Дэнис выскочил за дверь, но на пороге выругался:
— Ах ты, дьявол! Дождёшься у меня! Вот доберусь до тебя, приблудыш, бродяжка! – Одну руку он стиснул в кулак, как для удара, а другой энергично тёр носище, на котором налипли комки грязи, брошенной Томашом из-за ограды. Дэнис ругал Томаша, ругал заодно и Лулу, и Гориллу, и других, но все тряслись от смеха. Паренёк, притаившись за деревьями в кювете, не мог отказать себе в удовольствии – перед ним на расстоянии вытянутой руки была такая великолепная мишень, как шишка на носу Дэниса. Сегодня цель эта была ещё более заманчивой, поскольку из-под толстой шали выступал только этот мощный орган обоняния.
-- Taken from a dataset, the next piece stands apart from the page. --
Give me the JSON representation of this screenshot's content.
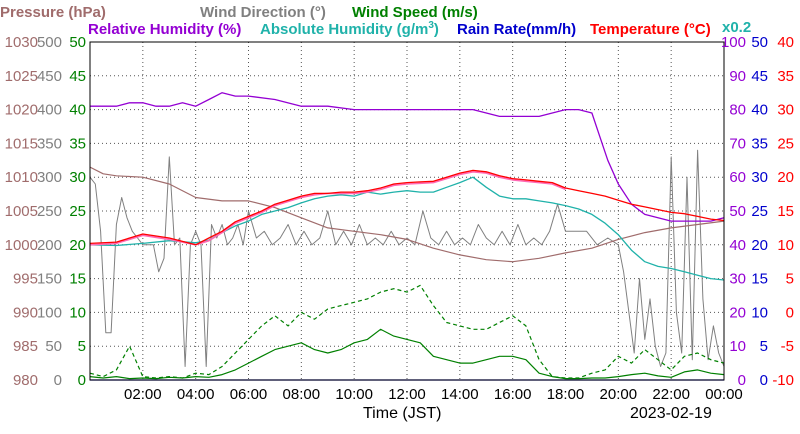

— Заткни пасть! – рявкнул комиссар. – Проводи этих двух в приёмную! А вы, люди, — крикнул Люссак собравшимся перед крыльцом жителям, — возвращайтесь к своим делам. Об этих я уж сам позабочусь.
Дэнис грозно посмотрел в сторону Томашека, словно хотел запомнить его облик, и двинулся вглубь помещения, пропуская перед собой старого Роберта и Рафаэля.
В коридоре они задержались перед стендом с плакатами. Один из них изображал улыбающегося солдата с автоматом на фоне большого рисового поля. Другой плакат, кричаще раскрашенный, отличался от первого только тем, что вместо одного солдата изображал нескольких, и все – в разных касках. А под ними исполненная пафоса надпись: «Если ты не трус – защити цивилизацию от коммунизма»… С третьего плаката смотрело на Роберта и Рафаэля загорелое бронзовое лицо вояки в кепи, из-под которого спадала на плечи белая косынка. Солдат стоял, напружинившись, а его стальные глаза, настойчиво глядя на людей, как бы говорили: «Хочешь романтики и экзотики – записывайся в Иностранный Легион». Под каждым плакатом имелась надпись: «Заявления принимаются все участками жандармерии».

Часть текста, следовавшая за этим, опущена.